Qui était cet étrange personnage? Nul ne pouvait prétendre le
savoir tant il restait à l'écart de tous. Jamais il ne s'aventurait
dans une taverne, jamais il ne partageait les jeux et les fêtes de
ses compagnons de voyage. Toujours seul, toujours en retrait, il n'en
était pas pour autant moins respecté pour sa connaissance du
métier, sa science de la navigation et la justesse de ses propos.
Lilian
avait une originalité qui ne faisait qu'attiser la suspicion. Notre
homme ne se commettait jamais à vider sa vessie sur le pont comme il
était de coutume à bord. Pour anecdotique que puisse être cette
remarque, elle nourrissait bien des phantasmes, d'autant plus que
l'époque était alors soumise à une sexualité normative. Beaucoup
disaient sous le manteau qu'il devait être bougre ou bien sodomite.
Des crimes abominables en ces temps pas si lointains …
Par contre, une autre originalité du capitaine Lilian avait fait
bien vite le tour de notre Loire. Le fier capitaine arborait un
magnifique chapeau de feutre, un grand couvre-chef comme jamais on
n'en avait encore vu sur nos bateaux. Petit à petit, il se trouva
même des collègues pour l'imiter et porter pareil ornement lors des
célébrations marinières. Si Lilian revenait en bord de Loire de
nos jours, il rirait sous cape de voir que sa mode est devenue
tradition revendiquée par ceux qui jouent à être mariniers. Mais
ceci est une autre histoire …
Le
chapeau du gars Lilian était connu sur les bateaux, sur les quais,
dans tous les lieux où l'on négocie les contrats des voyages sur
l'eau. Il faut dire que jamais il ne s'en séparait, portant toujours
dessus sa tête, ce magnifique ornement. Les rumeurs allaient bon
train; les uns prétendaient qu'il était affligé d' une vilaine
pelade, d'autres qu'il devait avoir une bosse sur le crâne. Toutes
les hypothèses les plus absurdes virent le jour à ce propos. Il se
trouva même, un jour, un plus imbécile que les autres pour affirmer
lui avoir vu une paire de cornes. Le vin n'aide pas à la modération
!
Lilian
malgré tout avait réputation solide en matière de navigation et
c'était bien là l'essentiel pour les marchands, plus soucieux de
leur cargaison que des mœurs d'un batelier, fût-il capitaine.

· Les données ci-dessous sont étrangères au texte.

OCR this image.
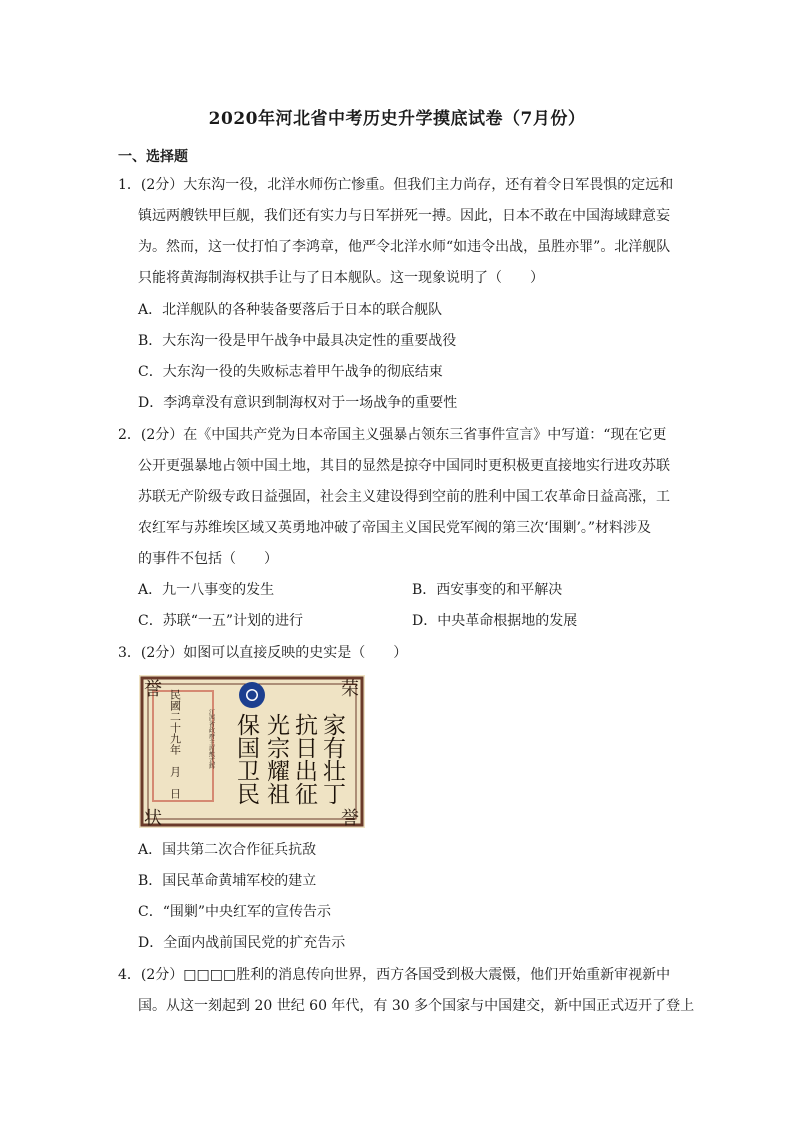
2020年河北省中考历史升学摸底试卷（7月份）
一、选择题
1．(2分）大东沟一役，北洋水师伤亡惨重。但我们主力尚存，还有着令日军畏惧的定远和
镇远两艘铁甲巨舰，我们还有实力与日军拼死一搏。因此，日本不敢在中国海域肆意妄
为。然而，这一仗打怕了李鸿章，他严令北洋水师“如违令出战，虽胜亦罪”。北洋舰队
只能将黄海制海权拱手让与了日本舰队。这一现象说明了（　　）
A．北洋舰队的各种装备要落后于日本的联合舰队
B．大东沟一役是甲午战争中最具决定性的重要战役
C．大东沟一役的失败标志着甲午战争的彻底结束
D．李鸿章没有意识到制海权对于一场战争的重要性
2．(2分）在《中国共产党为日本帝国主义强暴占领东三省事件宣言》中写道：“现在它更
公开更强暴地占领中国土地，其目的显然是掠夺中国同时更积极更直接地实行进攻苏联
苏联无产阶级专政日益强固，社会主义建设得到空前的胜利中国工农革命日益高涨，工
农红军与苏维埃区域又英勇地冲破了帝国主义国民党军阀的第三次‘围剿’。”材料涉及
的事件不包括（　　）
A．九一八事变的发生	B．西安事变的和平解决
C．苏联“一五”计划的进行	D．中央革命根据地的发展
3．(2分）如图可以直接反映的史实是（　　）
誉	荣
状	誉
民國二十九年　月　日	江西省政府主席熊式辉	家有壮丁
抗日出征
光宗耀祖
保国卫民
A．国共第二次合作征兵抗敌
B．国民革命黄埔军校的建立
C．“围剿”中央红军的宣传告示
D．全面内战前国民党的扩充告示
4．(2分）□□□□胜利的消息传向世界，西方各国受到极大震慑，他们开始重新审视新中
国。从这一刻起到 20 世纪 60 年代，有 30 多个国家与中国建交，新中国正式迈开了登上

Lilian avait toujours désiré naviguer, avait tout appris du
métier, savait tout faire sur un bateau et pouvait en remontrer à
n'importe quel homme d'équipage. De qui tenait-il autant de
connaissances ? Comment ce si jeune homme avait-il pris le temps
d'emmagasiner autant de savoir ? Encore autant d'énigmes qui
collaient à ses pas !
Un
jour pourtant le masque tomba et la vérité éclata au grand jour.
Elle fut si spectaculaire, provoqua tant de surprise et d'émoi que
toute la marine de Loire en fut durablement affectée. Mais loin de
détruire l'image de notre personnage, elle l'éleva bien au-dessus
de sa condition habituelle, en fit une icône, une référence qui
bouleversa pour longtemps les mentalités de la marine de Loire.
C'est
de cette histoire bien courte que je vais finalement vous divertir.

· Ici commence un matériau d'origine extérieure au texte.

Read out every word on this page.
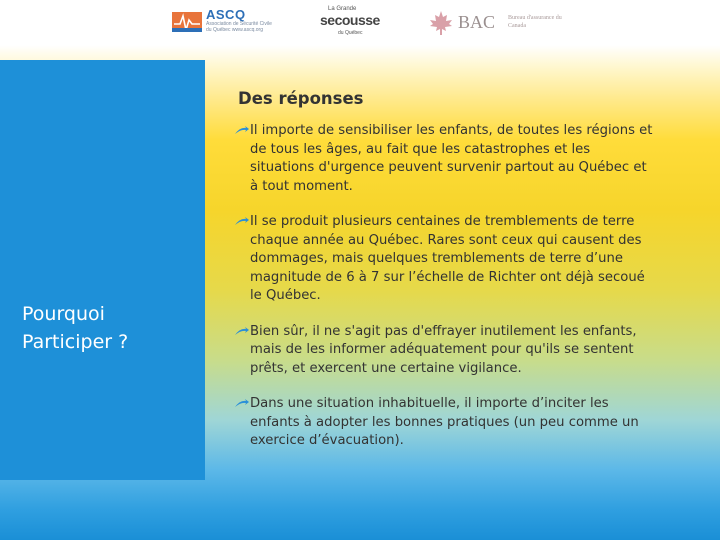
ASCQ
Association de Sécurité Civile du Québec www.ascq.org
La Grande
secousse
du Québec
BAC Bureau d'assurance du Canada
Pourquoi
Participer ?
Des réponses
Il importe de sensibiliser les enfants, de toutes les régions et de tous les âges, au fait que les catastrophes et les situations d'urgence peuvent survenir partout au Québec et à tout moment.
Il se produit plusieurs centaines de tremblements de terre chaque année au Québec. Rares sont ceux qui causent des dommages, mais quelques tremblements de terre d’une magnitude de 6 à 7 sur l’échelle de Richter ont déjà secoué le Québec.
Bien sûr, il ne s'agit pas d'effrayer inutilement les enfants, mais de les informer adéquatement pour qu'ils se sentent prêts, et exercent une certaine vigilance.
Dans une situation inhabituelle, il importe d’inciter les enfants à adopter les bonnes pratiques (un peu comme un exercice d’évacuation).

Le prologue pour long et fastidieux qu'il ait pu vous paraître,
n'en était pas moins nécessaire. Il faut comprendre les tenants et
les aboutissants de l'affaire pour en mesurer les conséquences
ultérieures. Vous êtes maintenant au fait du contexte, je vous en
livre le dénouement.
Un
jour que le temps était fort mauvais, Lilian, dans le souci de
respecter un contrat avait demandé qu'on prît la route malgré un
temps et une Loire à ne pas sortir un bateau lourdement chargé.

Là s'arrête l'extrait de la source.